Following graduation, the decision to pursue a degree in music education was largely a result of the strong influence and mentorship of two of my high school band directors. It was during my senior year at Florida State University that I enrolled in an elective course in Afro-American music that opened up the world of ethnomusicology to me. It was the first time that the body of music originated by African Americans was validated and it became the inspiration for my dissertation on “The Pedagogy of Afro-American Music,” which I completed for my doctoral degree in Music Education at Teachers College, Columbia University.

16 years of service
I’ve been here at Columbia for 16 years. I left a tenured, full professor position at the University of Massachusetts-Lowell, where I served as the Coordinator of Music Education, to accept the offer of serving as an associate director of the Center for Black Music Research (CBMR), at the invitation of, and under the leadership and mentorship of the late, Dr. Samuel A. Floyd, Jr. I later served as director for four years, following Dr. Floyd’s retirement. I really knew nothing about Columbia, except the fact that the CBMR was here. I knew the CBMR because of its stellar, international reputation as the preeminent source of information on the black musical experience. I had attended a couple of its conferences, joined its associate membership program, and two of my articles were published in its scholarly journal, the Black Music Research Journal. I had also been an invited participant and presenter in roundtable discussions that were a component of the Center’s grant for an Inter-arts Inquiry project.
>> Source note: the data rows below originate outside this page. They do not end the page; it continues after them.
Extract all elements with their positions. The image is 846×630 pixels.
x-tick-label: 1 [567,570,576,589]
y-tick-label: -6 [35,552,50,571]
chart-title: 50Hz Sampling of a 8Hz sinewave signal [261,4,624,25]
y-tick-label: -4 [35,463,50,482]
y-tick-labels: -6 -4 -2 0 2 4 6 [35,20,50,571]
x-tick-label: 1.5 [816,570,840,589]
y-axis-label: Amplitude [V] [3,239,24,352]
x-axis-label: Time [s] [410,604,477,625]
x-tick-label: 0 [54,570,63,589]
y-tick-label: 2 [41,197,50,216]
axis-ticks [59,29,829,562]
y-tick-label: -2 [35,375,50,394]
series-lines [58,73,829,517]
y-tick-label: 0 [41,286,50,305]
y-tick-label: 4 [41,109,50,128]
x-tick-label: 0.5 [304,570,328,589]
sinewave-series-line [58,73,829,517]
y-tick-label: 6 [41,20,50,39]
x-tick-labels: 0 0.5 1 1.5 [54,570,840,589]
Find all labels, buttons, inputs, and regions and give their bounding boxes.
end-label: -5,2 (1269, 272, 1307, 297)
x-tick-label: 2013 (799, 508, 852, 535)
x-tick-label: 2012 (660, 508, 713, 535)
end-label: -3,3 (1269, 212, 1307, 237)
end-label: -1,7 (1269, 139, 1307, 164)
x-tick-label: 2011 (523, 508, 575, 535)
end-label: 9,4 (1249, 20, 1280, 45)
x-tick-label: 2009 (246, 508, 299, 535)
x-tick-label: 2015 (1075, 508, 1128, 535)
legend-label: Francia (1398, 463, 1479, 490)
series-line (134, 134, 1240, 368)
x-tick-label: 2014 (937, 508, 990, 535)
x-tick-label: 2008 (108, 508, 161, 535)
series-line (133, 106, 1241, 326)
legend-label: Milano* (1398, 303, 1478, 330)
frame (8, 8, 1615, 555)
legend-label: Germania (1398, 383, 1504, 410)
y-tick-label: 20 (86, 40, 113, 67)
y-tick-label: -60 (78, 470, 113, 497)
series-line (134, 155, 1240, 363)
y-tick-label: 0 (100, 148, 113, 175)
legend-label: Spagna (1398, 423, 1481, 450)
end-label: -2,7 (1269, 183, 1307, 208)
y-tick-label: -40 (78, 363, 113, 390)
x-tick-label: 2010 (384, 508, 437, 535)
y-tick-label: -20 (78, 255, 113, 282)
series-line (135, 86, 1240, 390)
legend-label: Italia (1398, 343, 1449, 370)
Expanding the sonic palette
I moved from the CBMR to a faculty position in the Music Department in 2007, following my tenure as associate director and director of the CBMR and its remote site in the Virgin Islands, where our work on Caribbean music research was based.

This year, I am providing interim leadership for the CBMR as it launches a search for a new Director, a position that will carry a dual appointment as faculty in the Music Department. As we move forward with the search for a new director, I see enormous potential and a myriad of possibilities for connecting the CBMR with Music faculty and students in ways that support curriculum, pedagogy, repertoire, and scholarship. My colleagues and I see this as invaluable for expanding the sonic palette of musics* that serve as inspiration for our students’ study and work and also for contributing to their deeper understanding of the aesthetic, socio-cultural, and historical roots of musics that have evolved out of the black cultural experience and into contemporary forms of American music.

Orchestrating Change
My immediate goals are to continue to provide leadership in the Strategic Planning process and to support my colleagues’ efforts towards realizing the department’s mission and a collective vision for educating musicians in a 21st century world. I was the Interim Chair during Year One of the Strategic Plan and it was remarkable to experience the depth of thoughtful discussion that took place as the faculty wrestled with how to best transform the department’s curriculum and, at the same time, address the challenges we faced.

*Musics is used in ethnomusicology parlance as a means of acknowledging that there is no one music, explains Sands. Instead, various cultures define music differently and what might aesthetically sound like music in one culture may actually serve a variety of specific functions that are not connected to art or aesthetics.